Racism today still includes evil deeds and atrocities. We are not past that, not by a long shot. But racism also includes millions of small things, perpetrated every day by every white person in America, which build on each other to systematically oppress those who are not white and maintain our position. If you are white, no matter how progressive your views and how certain you are that you are part of the solution, you are part of the problem.
White progressives can be the most difficult for people of color because, to the degree that we think we have arrived, we will put our energy into making sure that others see us as having arrived. None of our energy will go into what we need to be doing for the rest of our lives: engaging in ongoing self-awareness, continuing education, relationship building, and actual antiracist practice. White progressives do indeed uphold and perpetrate racism, but our defensiveness and certitude make it virtually impossible to explain to us how we do so.

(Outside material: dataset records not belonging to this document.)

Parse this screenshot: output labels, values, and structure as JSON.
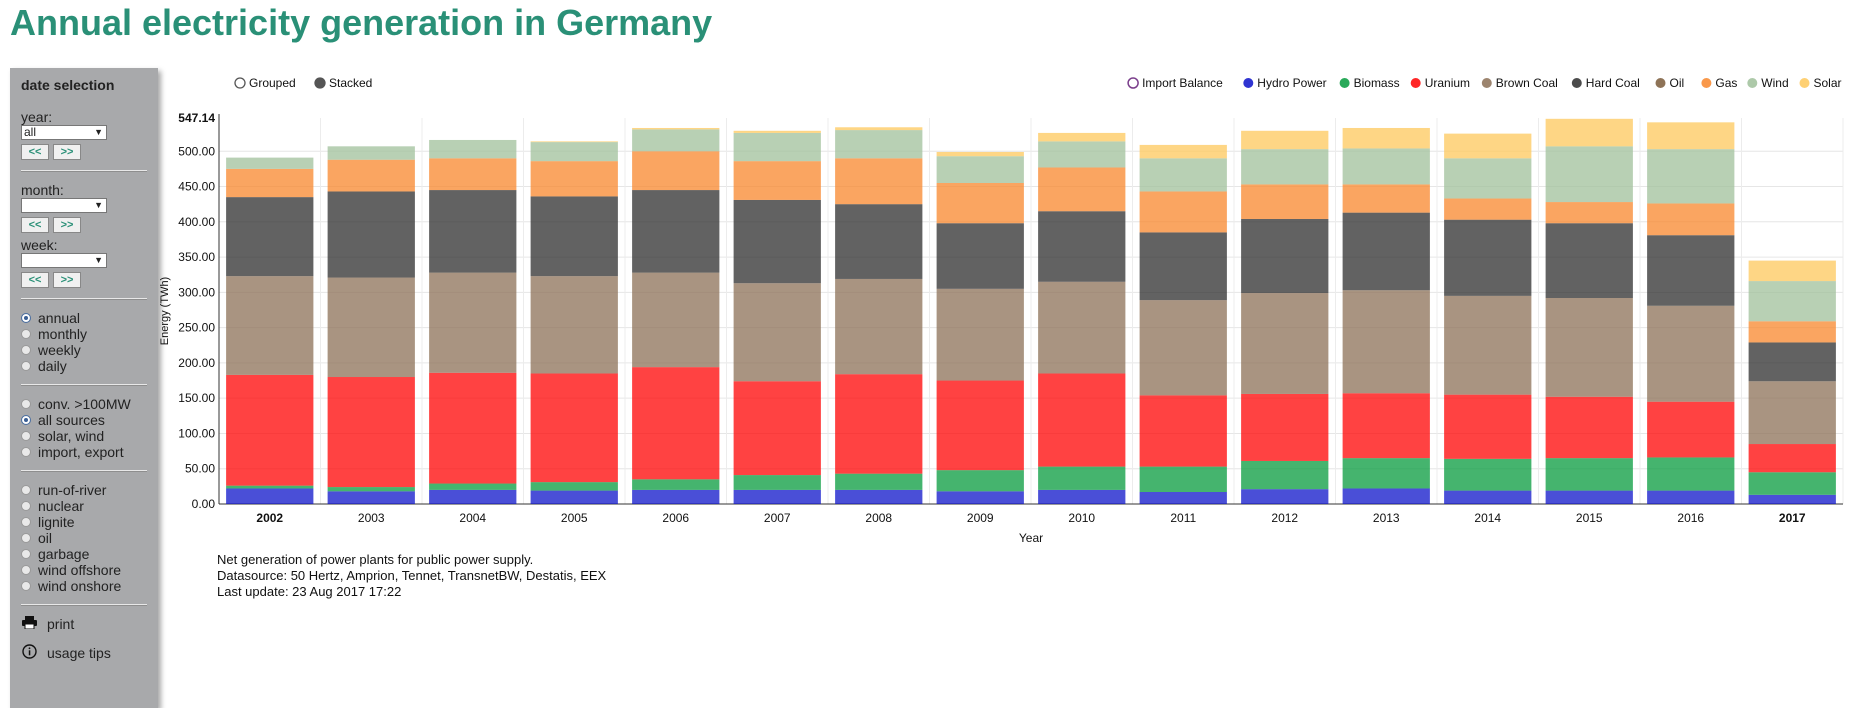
{
  "page": {
    "title": "Annual electricity generation in Germany"
  },
  "sidebar": {
    "heading": "date selection",
    "year_label": "year:",
    "year_value": "all",
    "month_label": "month:",
    "month_value": "",
    "week_label": "week:",
    "week_value": "",
    "prev_label": "<<",
    "next_label": ">>",
    "interval_options": [
      {
        "label": "annual",
        "selected": true
      },
      {
        "label": "monthly",
        "selected": false
      },
      {
        "label": "weekly",
        "selected": false
      },
      {
        "label": "daily",
        "selected": false
      }
    ],
    "source_options": [
      {
        "label": "conv. >100MW",
        "selected": false
      },
      {
        "label": "all sources",
        "selected": true
      },
      {
        "label": "solar, wind",
        "selected": false
      },
      {
        "label": "import, export",
        "selected": false
      }
    ],
    "type_options": [
      {
        "label": "run-of-river",
        "selected": false
      },
      {
        "label": "nuclear",
        "selected": false
      },
      {
        "label": "lignite",
        "selected": false
      },
      {
        "label": "oil",
        "selected": false
      },
      {
        "label": "garbage",
        "selected": false
      },
      {
        "label": "wind offshore",
        "selected": false
      },
      {
        "label": "wind onshore",
        "selected": false
      }
    ],
    "print_label": "print",
    "print_icon": "printer-icon",
    "tips_label": "usage tips",
    "tips_icon": "info-icon"
  },
  "notes": [
    "Net generation of power plants for public power supply.",
    "Datasource: 50 Hertz, Amprion, Tennet, TransnetBW, Destatis, EEX",
    "Last update: 23 Aug 2017 17:22"
  ],
  "chart_data": {
    "type": "bar",
    "mode_options": [
      {
        "label": "Grouped",
        "selected": false
      },
      {
        "label": "Stacked",
        "selected": true
      }
    ],
    "xlabel": "Year",
    "ylabel": "Energy (TWh)",
    "ylim": [
      0,
      547.14
    ],
    "ymax_label": "547.14",
    "yticks": [
      0,
      50,
      100,
      150,
      200,
      250,
      300,
      350,
      400,
      450,
      500
    ],
    "ytick_labels": [
      "0.00",
      "50.00",
      "100.00",
      "150.00",
      "200.00",
      "250.00",
      "300.00",
      "350.00",
      "400.00",
      "450.00",
      "500.00"
    ],
    "grid": true,
    "legend_position": "top-right",
    "categories": [
      "2002",
      "2003",
      "2004",
      "2005",
      "2006",
      "2007",
      "2008",
      "2009",
      "2010",
      "2011",
      "2012",
      "2013",
      "2014",
      "2015",
      "2016",
      "2017"
    ],
    "bold_categories": [
      "2002",
      "2017"
    ],
    "series": [
      {
        "name": "Import Balance",
        "color": "#ffffff",
        "stroke": "#7b3f8c",
        "values": [
          0,
          0,
          0,
          0,
          0,
          0,
          0,
          0,
          0,
          0,
          0,
          0,
          0,
          0,
          0,
          0
        ]
      },
      {
        "name": "Hydro Power",
        "color": "#0b11c9",
        "values": [
          22,
          18,
          20,
          19,
          20,
          20,
          20,
          18,
          20,
          17,
          21,
          22,
          19,
          19,
          19,
          13
        ]
      },
      {
        "name": "Biomass",
        "color": "#049a3c",
        "values": [
          4,
          6,
          9,
          12,
          15,
          21,
          23,
          30,
          33,
          36,
          40,
          43,
          45,
          46,
          47,
          32
        ]
      },
      {
        "name": "Uranium",
        "color": "#ff0000",
        "values": [
          157,
          156,
          157,
          154,
          159,
          133,
          141,
          127,
          132,
          101,
          95,
          92,
          91,
          87,
          79,
          40
        ]
      },
      {
        "name": "Brown Coal",
        "color": "#8b6e55",
        "values": [
          140,
          141,
          142,
          138,
          134,
          139,
          135,
          130,
          130,
          135,
          143,
          146,
          140,
          140,
          136,
          89
        ]
      },
      {
        "name": "Hard Coal",
        "color": "#2b2b2b",
        "values": [
          112,
          122,
          117,
          113,
          117,
          118,
          106,
          93,
          100,
          96,
          105,
          110,
          108,
          106,
          100,
          55
        ]
      },
      {
        "name": "Oil",
        "color": "#7a5a3a",
        "values": [
          0,
          0,
          0,
          0,
          0,
          0,
          0,
          0,
          0,
          0,
          0,
          0,
          0,
          0,
          0,
          0
        ]
      },
      {
        "name": "Gas",
        "color": "#f8862a",
        "values": [
          40,
          45,
          45,
          50,
          55,
          55,
          65,
          57,
          62,
          58,
          49,
          40,
          30,
          30,
          45,
          30
        ]
      },
      {
        "name": "Wind",
        "color": "#9fbf9a",
        "values": [
          16,
          19,
          26,
          27,
          31,
          40,
          40,
          38,
          37,
          47,
          50,
          51,
          57,
          79,
          77,
          57
        ]
      },
      {
        "name": "Solar",
        "color": "#fec85a",
        "values": [
          0,
          0,
          0,
          1,
          2,
          3,
          4,
          6,
          12,
          19,
          26,
          29,
          35,
          39,
          38,
          29
        ]
      }
    ]
  }
}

We must be willing to look deeply at our own racism, and the specific ways it manifests in our life and our actions, and truly own it, if we ever hope to change them.
We cannot claim neutrality in this battle. We are on the winning side, claiming that there is no conflict and those we're beating are simply misinformed. And our racist society is so deeply engrained that that viewpoint is somehow sustainable, despite innumerable attempts by people of color to point out our hypocrisy.
I am racist.
Still gives me shivers to publish that, still have an instinct that I'll be shunned the world over.
It's uncomfortable to talk about race and racism, and even more so to admit my complicity in the problem. But nothing will change until I admit there's a problem, and then face the accompanying discomfort and confront my racism with an open mind.
I am racist. And I'm doing the work of becoming less so. If you want to do the work too, I suggest buying White Fragility as a starting point.